Training, yes. This is an Afghan-led effort and I'm completely confident that they will conduct the training 100 percent to the best of their ability. What's hampering the process right now is contracts. At the upper levels you need the structure to support and sustain what we've built. A big error we've made here is, we've been in such a big rush to build security forces, but for every infantryman you have on the front line there's three support guys behind him. They haven't done that here in Afghanistan. Now we've got this huge organization, all these little foot soldiers, and the logistical support, the sustainment part of it, doesn't exist and they're just now starting to build it. It's a huge challenge. Because I've got all these people here, and it's like, you need to start ordering your stuff from MOI. When I first got here it was like, 'The Americans will get it for us.' No, no, no. This is your show. You transition. I'm just here to assist you and mentor. I'm not here to get you another printer. And I'm not here to buy you more trucks. This is your job now. This is your country. You've transitioned. Get it. Figure it out.
What do you hope to see happen after you leave here?
It's my hope that they transition the [program of instruction] curriculum more from paramilitary type activities to more civilian policing, conducting crime scene investigations, conducting traffic stops and enforcing traffic laws and things of that nature.
In the future, in order to continue developing the police, they have to get involved in the community. They have to be involved in policing and what policemen really do. Which isn't doing the paramilitary stuff--guarding checkpoints, guarding banks, government buildings, things of that nature--it's going out and doing the interdiction. Those are things that they need to get into here in a safer province like Bamyan because right now you've got 250 people sitting over at Police Provincial Headquarters doing nothing other than guarding the HQ and the governor's compound when they could be out in town patrolling, talking, the community can see them, it gives them the perception that the Afghan government is moving forward and bettering itself.
Looking back, what do you think you have learned from this experience?

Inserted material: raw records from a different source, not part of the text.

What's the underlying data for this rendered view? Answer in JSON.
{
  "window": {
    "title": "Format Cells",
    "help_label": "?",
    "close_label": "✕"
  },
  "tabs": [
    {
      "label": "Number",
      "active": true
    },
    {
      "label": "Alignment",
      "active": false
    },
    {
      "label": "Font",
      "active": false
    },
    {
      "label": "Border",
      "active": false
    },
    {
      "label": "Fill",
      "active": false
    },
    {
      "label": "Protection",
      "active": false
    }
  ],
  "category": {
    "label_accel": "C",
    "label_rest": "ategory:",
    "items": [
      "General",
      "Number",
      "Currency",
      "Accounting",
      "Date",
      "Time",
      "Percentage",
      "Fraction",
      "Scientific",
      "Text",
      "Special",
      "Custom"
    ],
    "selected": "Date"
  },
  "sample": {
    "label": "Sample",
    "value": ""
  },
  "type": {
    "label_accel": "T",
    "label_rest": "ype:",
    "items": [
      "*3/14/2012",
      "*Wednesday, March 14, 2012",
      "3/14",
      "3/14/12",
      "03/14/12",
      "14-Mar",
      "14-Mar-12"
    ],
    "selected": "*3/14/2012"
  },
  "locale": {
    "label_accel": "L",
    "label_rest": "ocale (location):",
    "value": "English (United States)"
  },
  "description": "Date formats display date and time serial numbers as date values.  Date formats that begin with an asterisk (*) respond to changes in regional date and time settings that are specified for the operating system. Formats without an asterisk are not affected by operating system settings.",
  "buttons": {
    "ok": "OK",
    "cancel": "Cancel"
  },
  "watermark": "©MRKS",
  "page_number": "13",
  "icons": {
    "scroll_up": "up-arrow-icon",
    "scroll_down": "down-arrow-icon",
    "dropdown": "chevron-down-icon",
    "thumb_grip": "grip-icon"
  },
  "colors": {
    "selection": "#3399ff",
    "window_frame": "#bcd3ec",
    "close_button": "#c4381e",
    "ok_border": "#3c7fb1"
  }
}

Definitely don't take anything for granted. These people here have nothing. And just the basic things that you take for granted, you come here you're just like wow, you just really appreciate what you have compared to what the rest of the world has. I've also learned a lot from my Afghans friends. I've learned a lot about basic customs, traditions. They're very old fashioned. It's very refreshing I think to be able to go to lunch, go to dinner, spend time with them and actually be able to have a conversation without the extraneous distractions of my phone's ringing, someone's texting me, or something like that, and just going back to the basics of customs, manners and things of that nature that, for us, we've kind of gotten away from as a society in the United States. We come to a place like Afghanistan where they're still very much traditional, they're very much about their customs and their manners, and they're very proper people, and it's very refreshing. I think that's the big thing that I'll take back with me.
So what do you plan to do when you go home?
I own an airplane and I love to fly. I'm probably going to take the wife and the three kids, put them in the plane, and fly down to Florida. I've always wanted to fly down the coast from New York to Florida. Other than that, I'd like to get my helicopter training done so I can join the State Police aviation unit in New York. My goal is to get dual rated on fixed wing and rotary aircraft.
Do you think this deployment has changed you?
No. Not particularly. I live by the motto of excellence is its own reward. For me it's the self-satisfaction of knowing that I assisted in helping them get a little bit better, to get a little closer to their end goal. That's all it is for me.